Cependant près de 70 % de ces IST étaient tout à fait asymptomatiques et n’ont été diagnostiquées que grâce à un dépistage systématique tous les deux mois au niveau anal, de la gorge ou urinaire. Ces résultats justifient la réalisation de ces dépistages systématiques et fréquents chez ces personnes à risque, pour un traitement précoce de la personne infectée et de ses partenaires. Par ailleurs, nous avons apporté la preuve du concept d’une prophylaxie antibiotique post-exposition, pour réduire l’incidence des infections à chlamydia et la syphilis. Malheureusement il n’y a pas eu d’impact sur les infections à gonocoques.

Est-il possible de recommander une PrEP avec la doxycyline, un antibiotique, uniquement pour la syphilis ou les chlamydiae ?

A ce stade, il n’est pas possible de recommander cette stratégie de prévention antibiotique compte tenu des incertitudes sur son efficacité à long terme et surtout du risque de sélection et de dissémination de la résistance qui n’a pas pu être évalué dans cette étude. Il s’agit en effet d’un risque majeur puisque l’antibiotique utilisé dans cette étude (la doxycycline) est le traitement de référence des infections à chlamydiae et de la syphilis (chez les personnes allergiques à la pénicilline). Il faut donc poursuivre les recherches dans ce domaine et aussi soutenir la recherche vaccinale contre ces infections sexuellement transmissibles. Une stratégie antibiotique en prévention des IST ne pourrait, en tous cas, se concevoir que comme une stratégie de courte durée, à coupler avec d’autres stratégies de prévention.
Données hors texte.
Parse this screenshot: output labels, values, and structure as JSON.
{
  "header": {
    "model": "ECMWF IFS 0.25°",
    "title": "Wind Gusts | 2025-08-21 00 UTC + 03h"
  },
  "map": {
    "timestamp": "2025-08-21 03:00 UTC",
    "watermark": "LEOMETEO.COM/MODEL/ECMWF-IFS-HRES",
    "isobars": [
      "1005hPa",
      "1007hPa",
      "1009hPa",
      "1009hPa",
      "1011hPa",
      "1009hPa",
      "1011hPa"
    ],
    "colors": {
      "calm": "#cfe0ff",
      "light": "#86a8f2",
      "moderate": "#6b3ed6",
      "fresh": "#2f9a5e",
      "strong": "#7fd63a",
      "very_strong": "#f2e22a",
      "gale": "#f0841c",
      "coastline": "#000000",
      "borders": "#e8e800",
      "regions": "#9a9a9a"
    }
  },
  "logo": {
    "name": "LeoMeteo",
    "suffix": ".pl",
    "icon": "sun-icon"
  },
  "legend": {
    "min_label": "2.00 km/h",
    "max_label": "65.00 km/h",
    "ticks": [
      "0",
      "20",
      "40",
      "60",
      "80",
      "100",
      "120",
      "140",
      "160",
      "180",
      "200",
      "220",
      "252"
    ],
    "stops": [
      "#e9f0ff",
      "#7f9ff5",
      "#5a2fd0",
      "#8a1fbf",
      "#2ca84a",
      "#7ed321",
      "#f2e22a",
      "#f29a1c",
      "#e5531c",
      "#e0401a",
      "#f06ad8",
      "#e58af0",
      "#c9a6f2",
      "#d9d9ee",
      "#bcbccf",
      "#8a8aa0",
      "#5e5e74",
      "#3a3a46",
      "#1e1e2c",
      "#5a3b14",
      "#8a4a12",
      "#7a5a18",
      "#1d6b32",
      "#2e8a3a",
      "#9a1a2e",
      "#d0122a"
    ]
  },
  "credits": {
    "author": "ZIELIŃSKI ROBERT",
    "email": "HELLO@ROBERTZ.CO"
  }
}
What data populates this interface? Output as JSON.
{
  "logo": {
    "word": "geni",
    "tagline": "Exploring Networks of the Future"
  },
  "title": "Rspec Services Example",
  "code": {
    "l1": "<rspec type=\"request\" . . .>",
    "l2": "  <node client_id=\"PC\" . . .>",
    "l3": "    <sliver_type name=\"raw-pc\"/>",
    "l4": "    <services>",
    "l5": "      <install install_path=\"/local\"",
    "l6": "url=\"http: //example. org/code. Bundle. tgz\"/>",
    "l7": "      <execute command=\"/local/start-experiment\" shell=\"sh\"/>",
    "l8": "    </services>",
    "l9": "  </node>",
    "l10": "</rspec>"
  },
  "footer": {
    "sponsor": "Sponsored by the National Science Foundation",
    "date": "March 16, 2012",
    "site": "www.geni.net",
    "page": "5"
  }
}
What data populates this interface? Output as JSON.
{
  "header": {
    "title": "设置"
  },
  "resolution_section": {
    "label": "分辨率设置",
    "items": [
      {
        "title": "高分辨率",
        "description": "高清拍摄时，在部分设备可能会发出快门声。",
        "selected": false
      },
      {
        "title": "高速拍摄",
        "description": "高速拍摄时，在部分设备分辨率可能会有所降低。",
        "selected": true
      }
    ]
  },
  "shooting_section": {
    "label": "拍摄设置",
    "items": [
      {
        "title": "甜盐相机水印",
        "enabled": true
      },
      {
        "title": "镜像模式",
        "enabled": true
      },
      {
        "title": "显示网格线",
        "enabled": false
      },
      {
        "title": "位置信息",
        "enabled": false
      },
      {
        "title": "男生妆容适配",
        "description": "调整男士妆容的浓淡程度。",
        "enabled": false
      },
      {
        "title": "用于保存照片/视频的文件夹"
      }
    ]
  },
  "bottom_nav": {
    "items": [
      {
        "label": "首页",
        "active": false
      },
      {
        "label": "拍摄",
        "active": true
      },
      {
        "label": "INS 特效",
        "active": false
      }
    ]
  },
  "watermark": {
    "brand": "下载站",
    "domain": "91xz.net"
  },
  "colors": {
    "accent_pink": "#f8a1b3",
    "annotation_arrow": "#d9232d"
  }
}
En dehors du VIH, comment faudrait-il procéder pour mettre en place des programmes de PrEP contre les IST ?

Le problème des IST est devenu un enjeu majeur chez les personnes utilisant la PrEP pour prévenir le risque de contamination par le VIH. De nouvelles études sont nécessaires dans ce domaine, et une réflexion va être engagée à l’Agence nationale de recherche sur le sida et les hépatites virales sur ce sujet dans le cadre de l’essai ANRS-Prevenir, qui va démarrer au mois d’avril 2017. La prévention des IST grâce à une prophylaxie antibiotique est une intervention envisageable, mais délicate, qui devrait être couplée à d’autres initiatives pour une efficacité optimale.

(1) : L'Agence nationale de recherche sur le sida et les hépatites virales (ANRS) lance un ambitieux programme de recherche opérationnelle qui sera mené en Ile-de-France auprès d’environ 3 000 personnes à haut risque d’infection par le VIH (hommes ayant des relations sexuelles avec d’autres hommes, personnes trans, et personnes migrantes principalement). Le projet ANRS-Prevenir vise à réduire le nombre de nouvelles infections par le VIH, et mesurera le bénéfice d’un accompagnement communautaire sur l’observance et le maintien des participants dans la PrEP à long terme.